Summary. This paper proposes to transform dense matrix into factors of block sparse diagonal matrices (interspersed with permutation matrices) that 1) have fewer parameters than dense models and 2) can run faster than dense models. This paper is an important episode in the recent development of butterfly-matrix-inspired sparsity patterns that aims to accelerate training with sparsity, which used to be impossible without accuracy degradations.
- Would Monarch transformed weight matrices require more precision to represent? Past algorithms that improves computational efficiency such as Winograd convolution often requires higher precision and can thus interfere with quantization/low precision training.
- Why is this (block-sparse matrix) better than unstructured-sparse matrix in terms of GPU performance? 1) weight matrices are dense within each weight block, so memory access pattern will be regular, enabling prefetching/cache reuse. 2) sparsity pattern is highly regular so easy to distribute work evenly across GPU cores, achieving good load balance.

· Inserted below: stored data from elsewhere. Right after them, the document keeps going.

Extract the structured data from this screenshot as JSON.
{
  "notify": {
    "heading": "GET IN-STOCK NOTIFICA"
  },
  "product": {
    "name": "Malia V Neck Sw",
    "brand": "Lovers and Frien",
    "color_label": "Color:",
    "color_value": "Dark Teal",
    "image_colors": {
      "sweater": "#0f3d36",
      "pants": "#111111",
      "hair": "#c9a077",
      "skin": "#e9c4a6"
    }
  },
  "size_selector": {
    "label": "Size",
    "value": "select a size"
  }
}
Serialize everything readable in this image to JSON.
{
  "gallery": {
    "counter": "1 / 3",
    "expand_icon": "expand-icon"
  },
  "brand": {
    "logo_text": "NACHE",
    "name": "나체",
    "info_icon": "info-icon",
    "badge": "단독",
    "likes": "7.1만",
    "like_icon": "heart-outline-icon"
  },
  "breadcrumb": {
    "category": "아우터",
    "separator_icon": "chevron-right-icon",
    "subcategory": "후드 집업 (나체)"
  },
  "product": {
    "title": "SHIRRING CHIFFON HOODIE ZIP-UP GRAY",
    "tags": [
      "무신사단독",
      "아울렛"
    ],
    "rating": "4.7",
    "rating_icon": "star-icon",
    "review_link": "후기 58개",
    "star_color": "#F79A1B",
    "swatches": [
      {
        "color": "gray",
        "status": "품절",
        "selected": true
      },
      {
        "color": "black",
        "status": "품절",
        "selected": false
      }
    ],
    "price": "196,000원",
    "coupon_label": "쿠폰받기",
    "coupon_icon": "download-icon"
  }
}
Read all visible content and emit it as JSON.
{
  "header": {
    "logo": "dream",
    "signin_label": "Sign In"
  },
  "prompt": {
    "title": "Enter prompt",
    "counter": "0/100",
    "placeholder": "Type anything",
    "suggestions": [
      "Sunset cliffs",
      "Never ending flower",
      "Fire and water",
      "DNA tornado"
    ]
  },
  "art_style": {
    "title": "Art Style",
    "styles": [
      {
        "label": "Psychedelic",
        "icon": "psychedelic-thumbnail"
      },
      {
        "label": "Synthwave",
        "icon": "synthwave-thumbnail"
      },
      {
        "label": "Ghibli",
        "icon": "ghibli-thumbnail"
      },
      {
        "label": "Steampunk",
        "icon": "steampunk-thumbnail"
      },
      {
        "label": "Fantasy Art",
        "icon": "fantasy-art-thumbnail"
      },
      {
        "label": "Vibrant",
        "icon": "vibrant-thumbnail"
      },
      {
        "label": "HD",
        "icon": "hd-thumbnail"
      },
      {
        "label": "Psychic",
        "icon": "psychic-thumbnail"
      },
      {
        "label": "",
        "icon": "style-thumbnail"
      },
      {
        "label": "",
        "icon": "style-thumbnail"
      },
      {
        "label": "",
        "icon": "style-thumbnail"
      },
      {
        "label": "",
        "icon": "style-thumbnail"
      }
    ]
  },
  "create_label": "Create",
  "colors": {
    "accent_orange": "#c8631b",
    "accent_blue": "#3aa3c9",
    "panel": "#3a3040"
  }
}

- What is a good metric for assessing the quality of a language model? Perplexity is not indicative of downstream task performance or utility of the language model used as a chatbot. But that is perhaps the only metric we have.
- In the paper only a subset of dense matrices are converted to sparse ones. What happens if monarch transformation is applied to all weight matrices? Any rule of thumb for picking the right subset of matrices to apply Monarch transformation?